La Corte di Cassazione, con ordinanza n. 17643 del 20 giugno 2023, ha stabilito che il datore di lavoro è tenuto al pagamento dell’indennità finanziaria sostitutiva delle ferie non godute dal dipendente se non abbia invitato quest’ultimo a godere delle ferie, se necessario formalmente, avvisandolo che, nel caso di mancata fruizione del periodo di riposo, sarebbe incorso nella perdita dello stesso al termine del periodo di riferimento.
Nel caso di specie una dipendente dell’Inps adiva il Tribunale di Milano chiedendo la condanna della P.A. a corrisponderle circa 30.000 euro a titolo di indennità sostitutiva per ferie non godute.
Il Tribunale dichiarava il diritto della dipendente alla monetizzazione delle ferie non godute per 124 giorni; la Corte d’Appello di Milano, in riforma della pronuncia di primo grado, riconosceva il diritto a percepire l’indennità sostitutiva delle ferie per 248 giorni.
L’Inps proponeva ricorso sostenendo la prescrizione del diritto e il mancato godimento delle ferie per esigenze di servizio previste dal CCNL applicato.
La Corte di Cassazione richiama la normativa e la giurisprudenza comunitaria in tema di ferie, nello specifico:
- l’art. 7, paragrafo 2, della direttiva 2003/88 assoggetta il diritto all’indennità per ferie non godute a due condizioni, da un lato la cessazione del rapporto e dall’altro il mancato godimento da parte del dipendente di tutte le ferie annuali cui aveva diritto alla data di cessazione del rapporto;
- l’estinzione del diritto del lavoratore alle ferie annuali retribuite o alla monetizzazione delle stesse alla cessazione del rapporto, senza che l’interessato abbia avuto la possibilità di esercitare tale diritto, finisce per arrecare un pregiudizio allo stesso;
- l’art. 7, paragrafo 1, della direttiva 2003/88 non osta a una normativa nazionale che comprenda anche la perdita del diritto alle ferie annuali retribuite allo scadere del periodo di riferimento, purché il dipendente abbia effettivamente avuto la possibilità di esercizio del diritto.

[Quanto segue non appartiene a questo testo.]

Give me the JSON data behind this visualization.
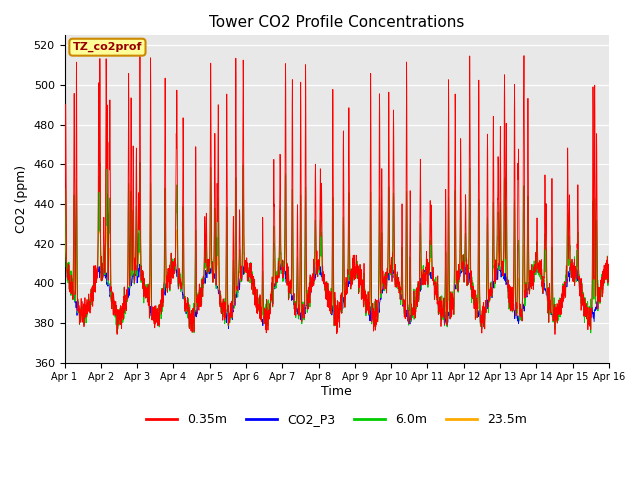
{
  "title": "Tower CO2 Profile Concentrations",
  "xlabel": "Time",
  "ylabel": "CO2 (ppm)",
  "ylim": [
    360,
    525
  ],
  "yticks": [
    360,
    380,
    400,
    420,
    440,
    460,
    480,
    500,
    520
  ],
  "background_color": "#e8e8e8",
  "series_colors": {
    "0.35m": "#ff0000",
    "CO2_P3": "#0000ff",
    "6.0m": "#00cc00",
    "23.5m": "#ffaa00"
  },
  "annotation_text": "TZ_co2prof",
  "annotation_bg": "#ffff99",
  "annotation_border": "#cc8800",
  "x_tick_labels": [
    "Apr 1",
    "Apr 2",
    "Apr 3",
    "Apr 4",
    "Apr 5",
    "Apr 6",
    "Apr 7",
    "Apr 8",
    "Apr 9",
    "Apr 10",
    "Apr 11",
    "Apr 12",
    "Apr 13",
    "Apr 14",
    "Apr 15",
    "Apr 16"
  ],
  "n_points": 2880,
  "seed": 7
}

Secondo la Corte di Cassazione il lavoratore deve essere considerato quale parte debole del rapporto di lavoro; da ciò consegue “che il datore di lavoro è tenuto, in considerazione del carattere imperativo del diritto alle ferie annuali retribuite e al fine di assicurare l’effetto utile dell’articolo 7 della direttiva 2003/88, ad assicurarsi concretamente e in piena trasparenza che il lavoratore sia effettivamente in grado di fruire delle ferie annuali retribuite, invitandolo, se necessario formalmente, a farlo, e nel contempo informandolo – in modo accurato e in tempo utile a garantire che tali ferie siano ancora idonee ad apportare all’interessato il riposo e il relax cui esse sono volte a contribuire – del fatto che, se egli non ne fruisce, tali ferie andranno perse al termine del periodo di riferimento o di un periodo di riporto autorizzato”.
L’onere probatorio è a capo del datore di lavoro che deve dimostrare di avere esercitato tutta la diligenza necessaria al fine di mettere effettivamente in condizione il lavoratore di godere delle ferie annuali; nel caso di specie la Corte territoriale aveva accertato che il datore di lavoro non era stato in grado di adempiere a tale onere probatorio.
Di conseguenza, considerato che il dipendente non aveva perso il diritto al godimento delle ferie, quest’ultimo doveva percepire l’indennità sostitutiva al momento della cessazione del rapporto, non potendo la prescrizione decorrere anteriormente alla cessazione del rapporto.
Nel respingere anche il secondo motivo di ricorso, con cui l’Istituto sosteneva la mancata fruizione delle ferie per esigenze di servizio previste dal CCNL applicato, la Suprema Corte ricorda che l’art. 10 del D.Lgs n. 66/2003 prevede che “i contratti collettivi di lavoro possono stabilire condizioni di miglior favore”.
Pertanto, la contrattazione collettiva non può essere letta in maniera da introdurre un trattamento deteriore per il dipendente.